Le problème est que la pollution lumineuse n'est toujours pas perçue par le public comme une menace. Comme l'a dit le professeur Oscar Corcho, de l'Universidad Politécnica de Madrid : "Les conséquences négatives de la pollution lumineuse sont aussi méconnues de la population que celles du tabagisme dans les années 80".
Pourtant, il est maintenant urgent d'agir. Outre son impact astronomique et culturel, la pollution lumineuse a de graves conséquences écologiques. Les tortues de mer et les oiseaux migrateurs sont guidés par le clair de lune. La pollution lumineuse les rend confus et leur fait perdre leur chemin. Les insectes, une source essentielle de nourriture pour les oiseaux et autres animaux, sont attirés par les lumières artificielles et sont immédiatement tués au contact de la source.
L'affaire contre la pollution lumineuse va plus loin. Les émissions bleuâtres des LED manquent presque entièrement de lumière rouge ou proche infrarouge, a déclaré le professeur Robert Fosbury, de l'Institut d'ophtalmologie de l'University College London (UCL). "Nous devenons affamés de lumière rouge et infrarouge et cela a de sérieuses implications", a-t-il déclaré. "Lorsque la lumière rougeâtre brille sur notre corps, elle stimule les mécanismes, y compris ceux qui décomposent les niveaux élevés de sucre dans le sang ou stimulent la production de mélatonine. Depuis l'introduction de l'éclairage fluorescent et plus tard des LED, cette partie du spectre a été retirée de la lumière artificielle et je pense qu'elle joue un rôle dans les vagues d'obésité et l'augmentation des cas de diabète que nous voyons aujourd'hui."

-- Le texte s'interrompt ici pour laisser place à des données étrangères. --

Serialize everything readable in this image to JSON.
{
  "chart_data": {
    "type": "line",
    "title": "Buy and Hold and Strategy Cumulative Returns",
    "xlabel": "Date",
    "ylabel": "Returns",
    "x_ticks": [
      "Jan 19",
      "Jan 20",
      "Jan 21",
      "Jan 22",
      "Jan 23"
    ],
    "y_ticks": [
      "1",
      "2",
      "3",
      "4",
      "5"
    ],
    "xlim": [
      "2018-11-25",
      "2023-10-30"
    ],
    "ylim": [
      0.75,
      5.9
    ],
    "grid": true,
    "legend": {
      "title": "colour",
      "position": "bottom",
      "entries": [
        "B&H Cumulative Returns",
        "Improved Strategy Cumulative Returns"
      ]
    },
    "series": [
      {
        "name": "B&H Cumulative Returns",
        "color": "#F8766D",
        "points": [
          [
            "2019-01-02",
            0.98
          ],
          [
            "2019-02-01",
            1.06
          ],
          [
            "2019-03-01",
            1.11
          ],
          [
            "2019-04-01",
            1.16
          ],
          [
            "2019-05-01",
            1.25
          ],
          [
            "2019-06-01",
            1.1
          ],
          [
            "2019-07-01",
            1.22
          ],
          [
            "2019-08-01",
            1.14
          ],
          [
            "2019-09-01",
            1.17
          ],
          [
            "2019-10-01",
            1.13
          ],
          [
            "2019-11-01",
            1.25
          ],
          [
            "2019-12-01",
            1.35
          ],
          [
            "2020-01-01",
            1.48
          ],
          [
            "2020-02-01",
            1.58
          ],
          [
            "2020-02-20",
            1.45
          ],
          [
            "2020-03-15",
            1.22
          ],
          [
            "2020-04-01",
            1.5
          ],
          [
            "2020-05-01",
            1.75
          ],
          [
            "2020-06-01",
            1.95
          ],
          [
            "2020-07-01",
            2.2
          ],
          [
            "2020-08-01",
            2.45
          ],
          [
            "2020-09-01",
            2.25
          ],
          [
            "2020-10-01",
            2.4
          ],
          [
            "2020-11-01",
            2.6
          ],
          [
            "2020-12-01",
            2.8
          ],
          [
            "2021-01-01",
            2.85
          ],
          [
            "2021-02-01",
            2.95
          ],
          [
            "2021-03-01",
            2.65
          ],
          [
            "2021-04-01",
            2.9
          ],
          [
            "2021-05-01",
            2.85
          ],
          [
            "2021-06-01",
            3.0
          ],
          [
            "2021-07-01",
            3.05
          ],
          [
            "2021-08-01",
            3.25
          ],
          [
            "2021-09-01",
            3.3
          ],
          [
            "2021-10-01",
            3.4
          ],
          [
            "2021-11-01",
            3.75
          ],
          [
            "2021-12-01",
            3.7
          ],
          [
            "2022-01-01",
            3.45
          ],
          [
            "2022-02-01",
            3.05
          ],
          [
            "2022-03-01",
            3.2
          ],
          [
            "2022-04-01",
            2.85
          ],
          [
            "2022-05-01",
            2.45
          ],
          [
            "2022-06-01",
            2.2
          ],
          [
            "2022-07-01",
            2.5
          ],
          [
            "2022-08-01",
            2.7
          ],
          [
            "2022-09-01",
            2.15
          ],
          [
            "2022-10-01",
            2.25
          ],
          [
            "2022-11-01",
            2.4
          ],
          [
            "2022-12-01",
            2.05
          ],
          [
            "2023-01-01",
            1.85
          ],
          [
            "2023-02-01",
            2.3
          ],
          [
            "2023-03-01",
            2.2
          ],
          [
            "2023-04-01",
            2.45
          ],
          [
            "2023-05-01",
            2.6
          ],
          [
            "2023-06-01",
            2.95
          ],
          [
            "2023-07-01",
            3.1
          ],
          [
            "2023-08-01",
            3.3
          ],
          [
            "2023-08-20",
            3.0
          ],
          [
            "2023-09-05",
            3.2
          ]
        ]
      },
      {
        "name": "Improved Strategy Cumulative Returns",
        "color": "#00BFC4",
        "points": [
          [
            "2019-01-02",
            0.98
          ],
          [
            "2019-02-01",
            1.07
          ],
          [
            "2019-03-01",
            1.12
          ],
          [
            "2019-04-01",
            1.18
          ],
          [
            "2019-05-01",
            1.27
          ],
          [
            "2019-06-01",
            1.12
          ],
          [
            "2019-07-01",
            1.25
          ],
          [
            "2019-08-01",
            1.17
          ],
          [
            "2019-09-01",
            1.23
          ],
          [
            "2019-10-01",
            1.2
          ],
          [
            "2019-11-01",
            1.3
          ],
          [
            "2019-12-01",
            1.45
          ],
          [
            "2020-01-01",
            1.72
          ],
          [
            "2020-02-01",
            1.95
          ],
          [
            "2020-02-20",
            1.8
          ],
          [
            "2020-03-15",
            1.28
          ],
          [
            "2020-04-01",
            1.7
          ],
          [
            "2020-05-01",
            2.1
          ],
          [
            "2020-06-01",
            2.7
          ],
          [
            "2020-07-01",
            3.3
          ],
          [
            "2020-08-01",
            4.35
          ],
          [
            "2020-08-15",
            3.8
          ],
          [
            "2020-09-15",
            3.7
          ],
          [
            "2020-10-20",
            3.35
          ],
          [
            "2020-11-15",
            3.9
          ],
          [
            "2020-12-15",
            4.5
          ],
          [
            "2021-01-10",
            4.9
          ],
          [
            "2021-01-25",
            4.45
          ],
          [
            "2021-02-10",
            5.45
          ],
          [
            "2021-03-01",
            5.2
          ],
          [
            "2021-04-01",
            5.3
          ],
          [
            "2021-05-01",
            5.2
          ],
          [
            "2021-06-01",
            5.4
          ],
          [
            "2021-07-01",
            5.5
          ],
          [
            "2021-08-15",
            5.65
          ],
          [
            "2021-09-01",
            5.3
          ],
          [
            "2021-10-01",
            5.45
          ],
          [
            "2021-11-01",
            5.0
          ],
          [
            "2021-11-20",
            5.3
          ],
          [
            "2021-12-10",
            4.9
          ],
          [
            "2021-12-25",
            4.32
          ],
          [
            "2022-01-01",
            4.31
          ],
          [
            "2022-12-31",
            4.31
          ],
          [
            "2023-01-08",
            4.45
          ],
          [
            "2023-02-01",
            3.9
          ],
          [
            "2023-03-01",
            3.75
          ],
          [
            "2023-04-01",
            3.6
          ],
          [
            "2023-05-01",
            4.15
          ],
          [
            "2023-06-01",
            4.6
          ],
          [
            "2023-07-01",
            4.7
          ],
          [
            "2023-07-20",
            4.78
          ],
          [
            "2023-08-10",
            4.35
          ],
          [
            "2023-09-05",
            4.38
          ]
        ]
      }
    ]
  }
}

Des chercheurs de l'UCL se préparent à installer des lampes infrarouges supplémentaires dans les hôpitaux et les unités de soins intensifs pour voir si elles ont un effet sur le rétablissement des patients qui seraient autrement privés de lumière de cette partie du spectre.
"Il va falloir un énorme effort pour changer la face de la planète et transformer les LED en un éclairage plus convivial", a déclaré Fosbury. Ce sera un gros travail, mais nous devons le faire car cela a un effet très néfaste sur la santé humaine."